Many people believe his (and others’) sacrifice that day led powerfully to the adoption of the 1965 Voting Rights Act. He was a civil rights icon who voiced the plight of Black and poor people. He was known as “the conscience of the Congress” and had the respect of his colleagues on both sides of the aisle.
Remembering the history of a person like John Lewis is one thing. Learning the lessons of his legacy is quite another.
There are many lessons that Lewis’ life left to us if we are willing to be good students.
• He has taught us the fight for racial justice is a marathon and not a sprint. Systemic/institutional racism is so deeply embedded in the structure of America that it will not be dismantled overnight. While Lewis had great accomplishments, he also experienced great disappointments. Through it all, he maintained hope and understood that the race toward justice is not given to the swift but to those who endure until the end.
• His life and legacy remind us that white supremacists will use whatever means at their disposal to attempt to maintain the status quo. Lewis was not beaten by the KKK but by people who were commissioned “to protect and serve.” White supremacists will rewrite laws, enact ordinances that deny health care, maintain economic disparity, defend police brutality, produce false narratives, and physically beat and murder those who fight for justice. You cannot tell a white supremacist by the way they look. Only their actions reveal the depth of their racism. They are dangerous and will perform any act to maintain privilege and power.
• Lewis’ life demonstrates that true allies are determined not by skin color but by their commitment to justice. During the height of the civil rights era, lots of Black people were opposed to the movement, and lots of white people stood shoulder to shoulder with Lewis. In this age of spin, we too must remember that they who are for us are not against us, and they who are against us are not for us. I learned from John Lewis that one must not only pick one’s battles well, but one must also pick one’s allies with wisdom.

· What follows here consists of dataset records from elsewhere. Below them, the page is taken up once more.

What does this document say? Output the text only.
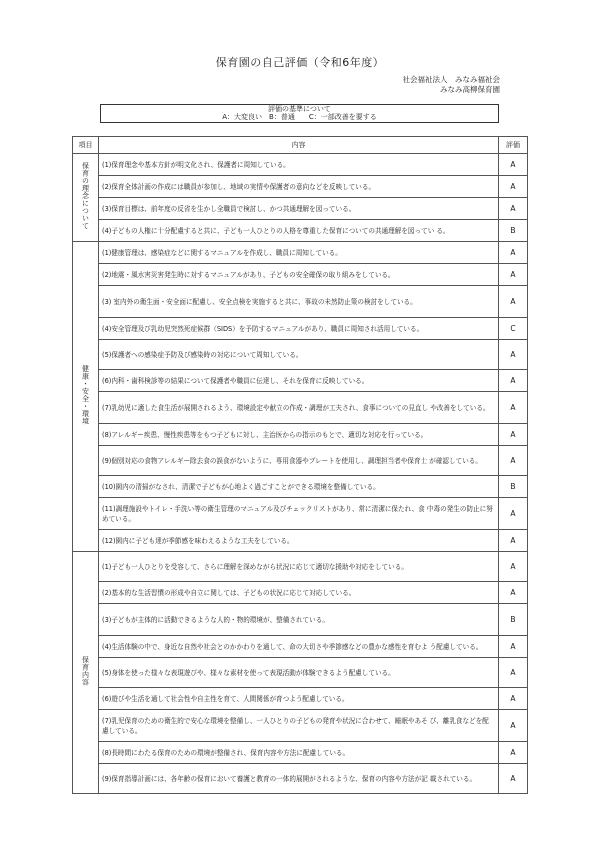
保育園の自己評価（令和6年度）
社会福祉法人　みなみ福祉会
みなみ高柳保育園
評価の基準について
A：大変良い　B：普通　　C：一部改善を要する
項目	内容	評価
保育の理念について	(1)保育理念や基本方針が明文化され、保護者に周知している。	A
	(2)保育全体計画の作成には職員が参加し、地域の実情や保護者の意向などを反映している。	A
	(3)保育目標は、前年度の反省を生かし全職員で検討し、かつ共通理解を図っている。	A
	(4)子どもの人権に十分配慮すると共に、子ども一人ひとりの人格を尊重した保育についての共通理解を図ってい る。	B
健康・安全・環境	(1)健康管理は、感染症などに関するマニュアルを作成し、職員に周知している。	A
	(2)地震・風水害災害発生時に対するマニュアルがあり、子どもの安全確保の取り組みをしている。	A
	(3) 室内外の衛生面・安全面に配慮し、安全点検を実施すると共に、事故の未然防止策の検討をしている。	A
	(4)安全管理及び乳幼児突然死症候群（SIDS）を予防するマニュアルがあり、職員に周知され活用している。	C
	(5)保護者への感染症予防及び感染時の対応について周知している。	A
	(6)内科・歯科検診等の結果について保護者や職員に伝達し、それを保育に反映している。	A
	(7)乳幼児に適した食生活が展開されるよう、環境設定や献立の作成・調理が工夫され、食事についての見直し や改善をしている。	A
	(8)アレルギー疾患、慢性疾患等をもつ子どもに対し、主治医からの指示のもとで、適切な対応を行っている。	A
	(9)個別対応の食物アレルギー除去食の誤食がないように、専用食器やプレートを使用し、調理担当者や保育士 が確認している。	A
	(10)園内の清掃がなされ、清潔で子どもが心地よく過ごすことができる環境を整備している。	B
	(11)調理施設やトイレ・手洗い等の衛生管理のマニュアル及びチェックリストがあり、常に清潔に保たれ、食 中毒の発生の防止に努めている。	A
	(12)園内に子ども達が季節感を味わえるような工夫をしている。	A
保育内容	(1)子ども一人ひとりを受容して、さらに理解を深めながら状況に応じて適切な援助や対応をしている。	A
	(2)基本的な生活習慣の形成や自立に関しては、子どもの状況に応じて対応している。	A
	(3)子どもが主体的に活動できるような人的・物的環境が、整備されている。	B
	(4)生活体験の中で、身近な自然や社会とのかかわりを通して、命の大切さや季節感などの豊かな感性を育むよ う配慮している。	A
	(5)身体を使った様々な表現遊びや、様々な素材を使って表現活動が体験できるよう配慮している。	A
	(6)遊びや生活を通して社会性や自主性を育て、人間関係が育つよう配慮している。	A
	(7)乳児保育のための衛生的で安心な環境を整備し、一人ひとりの子どもの発育や状況に合わせて、睡眠やあそ び、離乳食などを配慮している。	A
	(8)長時間にわたる保育のための環境が整備され、保育内容や方法に配慮している。	A
	(9)保育指導計画には、各年齢の保育において養護と教育の一体的展開がされるような、保育の内容や方法が記 載されている。	A
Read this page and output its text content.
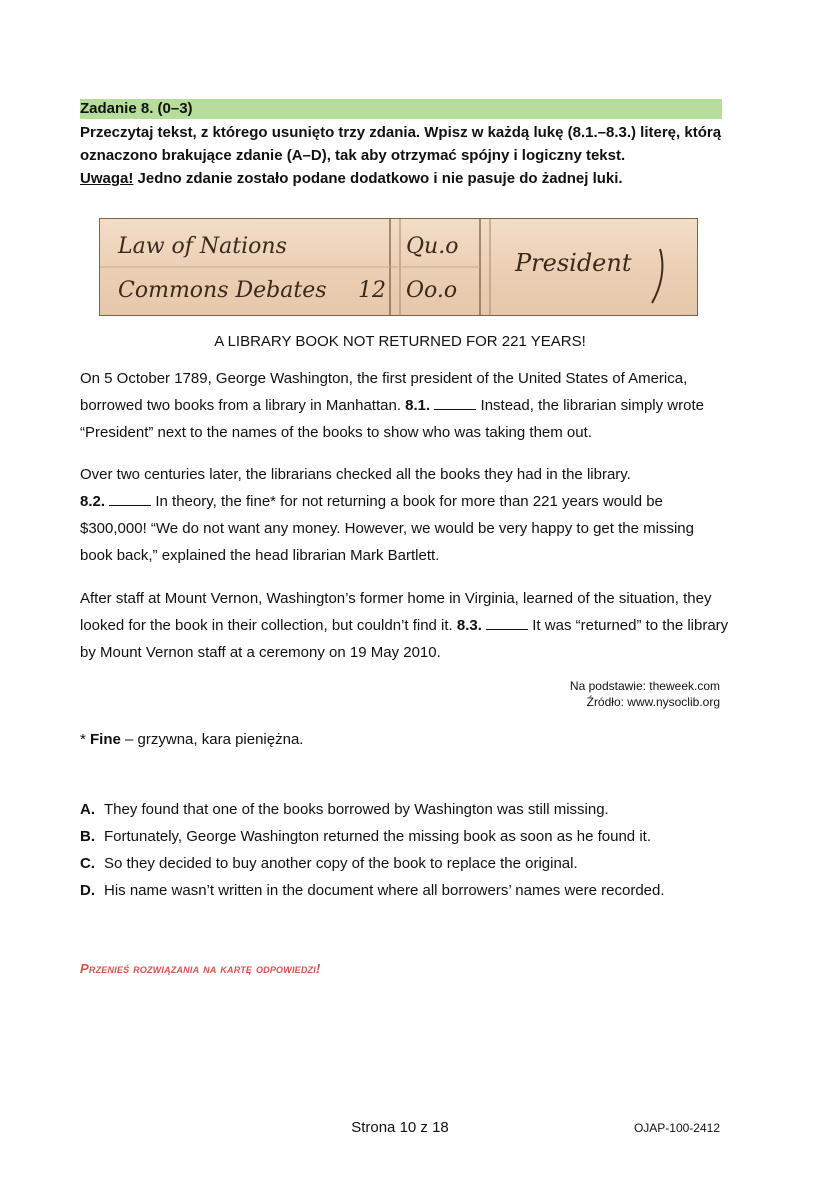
Zadanie 8. (0–3)
Przeczytaj tekst, z którego usunięto trzy zdania. Wpisz w każdą lukę (8.1.–8.3.) literę, którą oznaczono brakujące zdanie (A–D), tak aby otrzymać spójny i logiczny tekst.
Uwaga! Jedno zdanie zostało podane dodatkowo i nie pasuje do żadnej luki.
Law of Nations	Qu.o
Commons Debates 12 Oo.o
President
A LIBRARY BOOK NOT RETURNED FOR 221 YEARS!
On 5 October 1789, George Washington, the first president of the United States of America, borrowed two books from a library in Manhattan. 8.1.	Instead, the librarian simply wrote “President” next to the names of the books to show who was taking them out.
Over two centuries later, the librarians checked all the books they had in the library.
8.2.	In theory, the fine* for not returning a book for more than 221 years would be $300,000! “We do not want any money. However, we would be very happy to get the missing book back,” explained the head librarian Mark Bartlett.
After staff at Mount Vernon, Washington’s former home in Virginia, learned of the situation, they looked for the book in their collection, but couldn’t find it. 8.3.	It was “returned” to the library by Mount Vernon staff at a ceremony on 19 May 2010.
Na podstawie: theweek.com
Źródło: www.nysoclib.org
* Fine – grzywna, kara pieniężna.
A. They found that one of the books borrowed by Washington was still missing.
B. Fortunately, George Washington returned the missing book as soon as he found it.
C. So they decided to buy another copy of the book to replace the original.
D. His name wasn’t written in the document where all borrowers’ names were recorded.
Przenieś rozwiązania na kartę odpowiedzi!
Strona 10 z 18	OJAP-100-2412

• Lewis believed that the God of hope stands with those who fight the good fight. Lewis did not employ supernaturalism to correct the evils he saw in this society. Instead, he realized that since human beings constructed the systems of racism, economic disparity, brutality and the other social evils all around us, human effort can dismantle the evils we experience. The God of Lewis grounded his hope, enlivened his courage and confirmed that his work was not in vain.
Too often the hyperspiritual want God to undo our messes instead of giving us the wisdom and courage to stand against the sociopolitical Goliaths in our lives. Lewis knew that the God of hope empowers the warrior for justice and has placed the power to overcome in our hands. Give me the God of hope that Lewis revered. That God is the God we need.
I honor Rep. John Lewis, and I give thanks to both God and history for his lessons. May he rest in peace, and may we live in a manner that honors his legacy.
The Rev. C.W. Dawson Jr. was the first African American to earn a Ph.D. in philosophy at MU. He teaches at Columbia College and Moberly Area Community College and writes for the Missourian.